In operation, FIGS. 2 and 3, tray 12 is loaded with particular apertures blocks 24. Plurality of apertures 36 align with plurality of apertures 18 of plate 16. With specific reference to apertures 74 and 76 of block 26, plurality of apertures 35, FIG. 2, tray 12 is moved to the right in FIG. 2 permitting communication between conduit 82 and aperture 76. Conduit 82 slidingly engages the upper surface 27 of block 26 of tray 12 around and between apertures 74 and 76. Foodstuffs are only released when aperture 76 is positioned beneath the open end of conduit 82. Foodstuffs fill aperture 76 but are prevented from passing downwardly into funnel 86 by cover 52. Aperture 74 previously filled is emptied into funnel 86 at this point. In viewing FIG. 3, it should be seen that tray 12 is then pushed to the left in FIG. 3 such that empty aperture 74 is now in communication with conduit 82. Cover 52 now closes the exit from aperture 74 to prevent foodstuffs from entering funnel 86. At this time, the foodstuffs within aperture 76 are free to fall into funnel 86 and into the next succeeding receptacle 98. That is to say, plurality of receptacles 96 are timed in a conventional manner to advance to the next succeeding receptacle each time tray 12 reciprocates as shown in FIGS. 2 and 3. With reference to FIG. 4, it may be observed that not only are the contents of aperture 74 emptied into funnel 84, but adjacent apertures from plurality of blocks 24 also empty into funnel 86 at this time, FIGS. 2 and 4, mixing foodstuffs into a pre-formulated combination. The identical operation is carried out with respect to apertures 78 and 80 of block 26 by the utilization of conduit 100 and cover 50. In other words, apertures 76 and 80 empty at the same time while apertures 74 and 78 fill at the same time, and visa versa.
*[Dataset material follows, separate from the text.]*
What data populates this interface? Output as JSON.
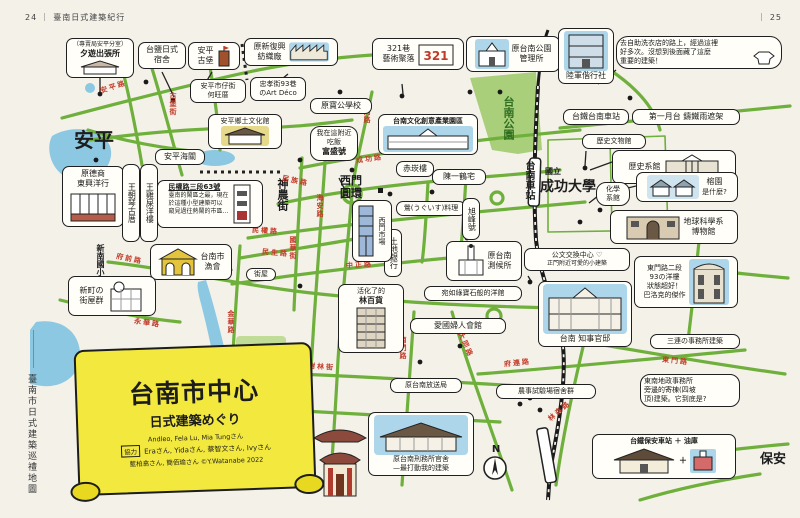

Moreover, each aperture of plurality of blocks 24 are filled and emptied into funnels 86 and 102 via conduits 42. Cover plates 50 and 52 extend along bottom of plate 16 of tray 12 to serve as a cover for all apertures of blocks 24 during the filling operation hereinbefore described.
While, in the foregoing, embodiments of the present invention have been set forth in considerable detail for the purposes of making a complete disclosure of the be apparent to those be apparent to those of skill in the art that numerous changes may be made in such details without departing from the spirit and principles of the invention.